Brooke Astor’s long friendship with former Secretary of State Henry Kissinger and his wife, Nancy Kissinger, almost ended abruptly on her 80th birthday.
“My husband made a bad choice of comments,” Ms. Kissinger testified in Manhattan Supreme Court on Wednesday, May 6.
In a toast, Mr. Kissinger had publicly congratulated the prominent Manhattan socialite on finally attaining octogenarian status. Bad form.
Put down The Prince, Henry! Read As A Gentleman Would Say.
Suffice to say, the fine-mannered doyenne Ms. Astor was not amused. “She was furious! Absolutely furious!” Ms. Kissinger told the jury. To make amends, she said, “letters were sent, flowers were sent, telephone calls were made.”
Twenty years later, all was forgotten.
In 2002, Ms. Kissinger attended Ms. Astor’s 100th birthday party at the home of former Chase Manhattan Bank Chairman David Rockefeller.
Despite having been friends for nearly thirty years–Ms. Astor had even named a dog Henry!–their reunion barely registered with the declining grande dame of New York society. “I don’t believe she recognized me,” Ms. Kissinger said.
Prosecutors are trying to convince jurors that the charitable centenarian had descended into dementia by the time she rewrote her will in 2004, redirecting $60 million in monies previously earmarked for charity to her only son, Anthony Marshall, who now stands accused of conspiracy and grand larceny in an alleged plot to take advantage of his mother’s confused condition and loot her vast fortune.
Earlier in the day, defense attorney Thomas Puccio, representing Mr. Marshall’s co-defendent, Francis Morrissey, sparred with geriatrician Dr. Howard Fillit about the actual severity of Ms. Astor’s Alzheimer’s.
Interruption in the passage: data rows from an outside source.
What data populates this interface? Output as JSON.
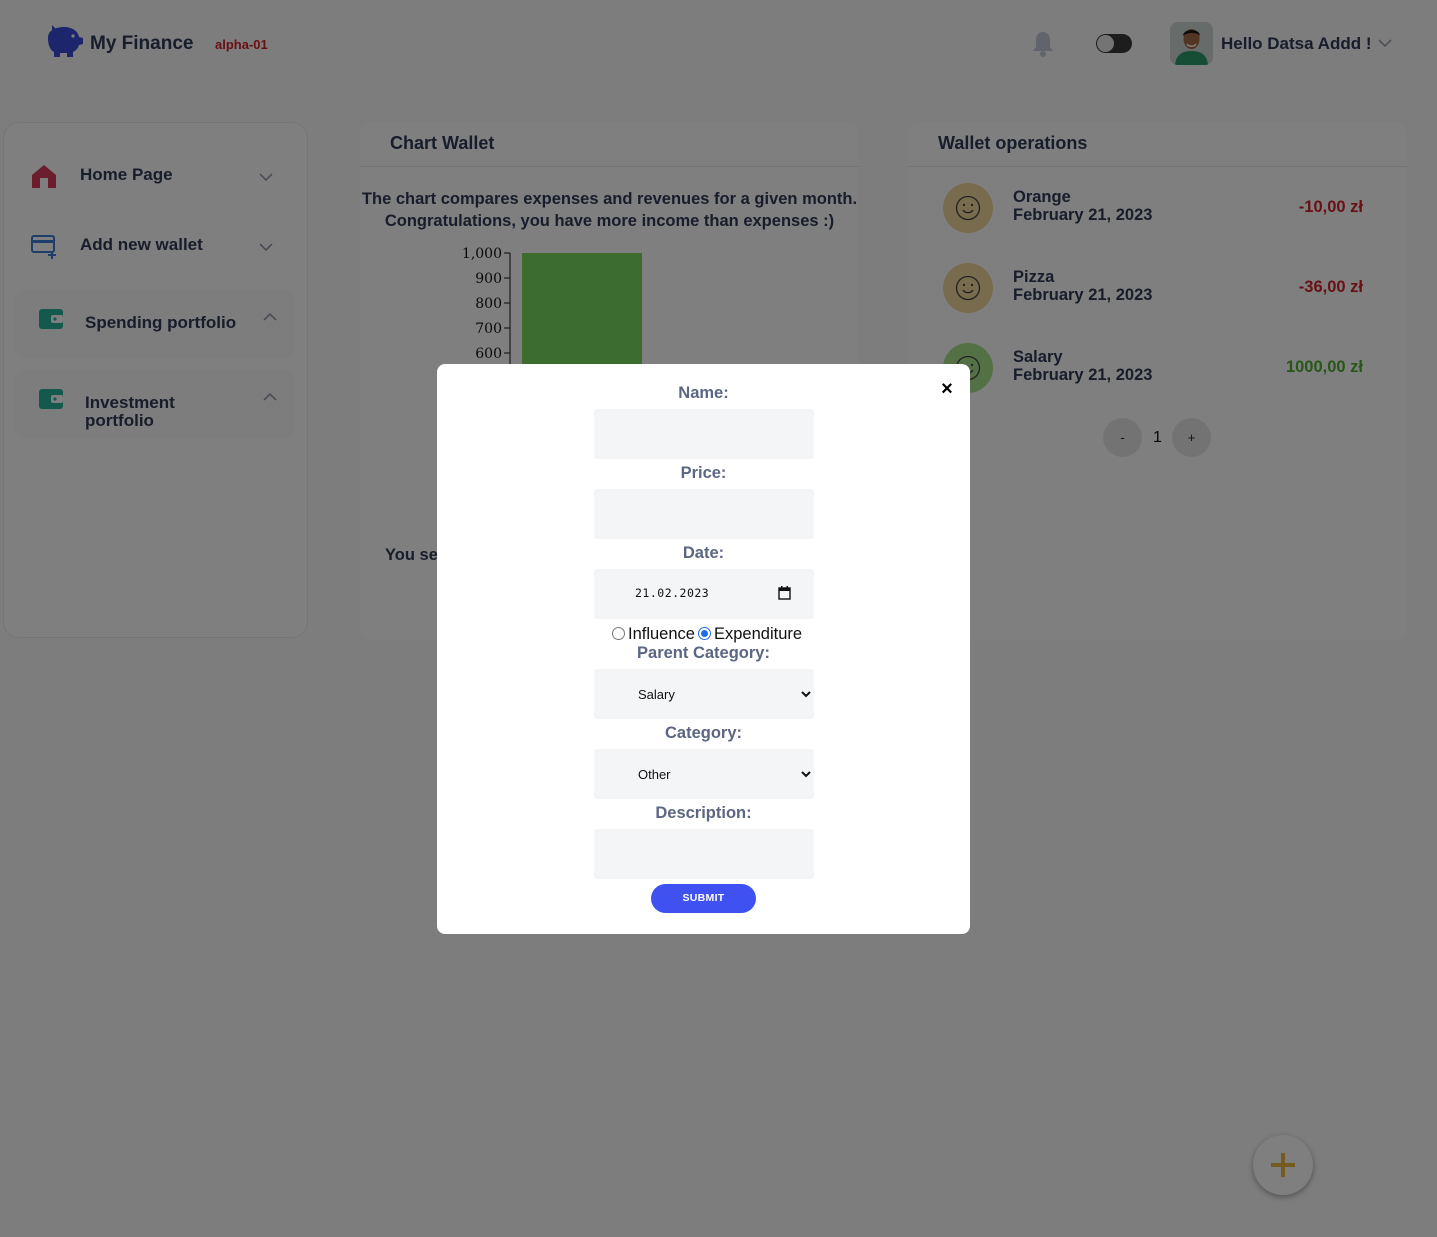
{
  "header": {
    "brand": "My Finance",
    "version": "alpha-01",
    "greeting": "Hello Datsa Addd !"
  },
  "sidebar": {
    "items": [
      {
        "label": "Home Page",
        "icon": "home-icon",
        "expanded": false
      },
      {
        "label": "Add new wallet",
        "icon": "add-wallet-icon",
        "expanded": false
      },
      {
        "label": "Spending portfolio",
        "icon": "wallet-icon",
        "expanded": true
      },
      {
        "label": "Investment portfolio",
        "icon": "wallet-icon",
        "expanded": true
      }
    ]
  },
  "chart_card": {
    "title": "Chart Wallet",
    "description_line1": "The chart compares expenses and revenues for a given month.",
    "description_line2": "Congratulations, you have more income than expenses :)",
    "note_visible": "You se"
  },
  "chart_data": {
    "type": "bar",
    "yticks": [
      "1,000",
      "900",
      "800",
      "700",
      "600"
    ],
    "ylim_visible": [
      600,
      1000
    ],
    "series": [
      {
        "values": [
          1000
        ],
        "color": "#7ad95f"
      }
    ]
  },
  "operations": {
    "title": "Wallet operations",
    "items": [
      {
        "name": "Orange",
        "date": "February 21, 2023",
        "amount": "-10,00 zł",
        "type": "expense"
      },
      {
        "name": "Pizza",
        "date": "February 21, 2023",
        "amount": "-36,00 zł",
        "type": "expense"
      },
      {
        "name": "Salary",
        "date": "February 21, 2023",
        "amount": "1000,00 zł",
        "type": "income"
      }
    ],
    "pager": {
      "prev": "-",
      "page": "1",
      "next": "+"
    }
  },
  "modal": {
    "close": "×",
    "name_label": "Name:",
    "name_value": "",
    "price_label": "Price:",
    "price_value": "",
    "date_label": "Date:",
    "date_value": "21.02.2023",
    "type_options": [
      "Influence",
      "Expenditure"
    ],
    "type_selected": "Expenditure",
    "parent_category_label": "Parent Category:",
    "parent_category_value": "Salary",
    "category_label": "Category:",
    "category_value": "Other",
    "description_label": "Description:",
    "description_value": "",
    "submit_label": "SUBMIT"
  },
  "colors": {
    "brand": "#3b4bd8",
    "expense": "#d0202a",
    "income": "#4caf2f",
    "submit": "#3f51f1",
    "home_icon": "#d63a5a",
    "wallet_icon": "#2bb39a",
    "add_wallet_icon": "#3a7bd5",
    "fab_plus": "#e9b840"
  }
}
Testimony so far has also tended to highlight Ms. Astor’s apparent dislike for her son’s spouse, Charlene Marshall, a former preacher’s wife who left her prior husband to run off with Mr. Marshall.
Ms. Kissinger only piled on. She recounted a Christmas party in 2001, when Ms. Astor gave a necklace and earrings to her close friend, Annette de la Renta. As Ms. de la Renta left the room to put them on, Ms. Kissinger recalled, “Brooke turned to me and said, ‘I don’t want Charlene to get them.’”
Taking the stand in a long green dress with gold buttons, Ms. Kissinger brought a stately elegance to a courtroom that was, for the first time in six days of testimony (and counting), packed. Despite the case’s high profile, reporters often had a bench to themselves for much of the past week. But the expected testimony of Ms. Kissinger and, later, Ms. de la Renta brought out new notebooks from the likes of the Los Angeles Times and Women’s Wear Daily.
The buzz was, in fact, audible. Bailiffs cracked down on the reporters’ frequent pow-wows, after the court reporter complained she was having trouble hearing the proceedings.
Following her testimony, Ms. Kissinger immediately headed for the elevator without speaking to reporters.
“Who made your dress? Can you at least tell us that?” hollered one reporter, to no avail.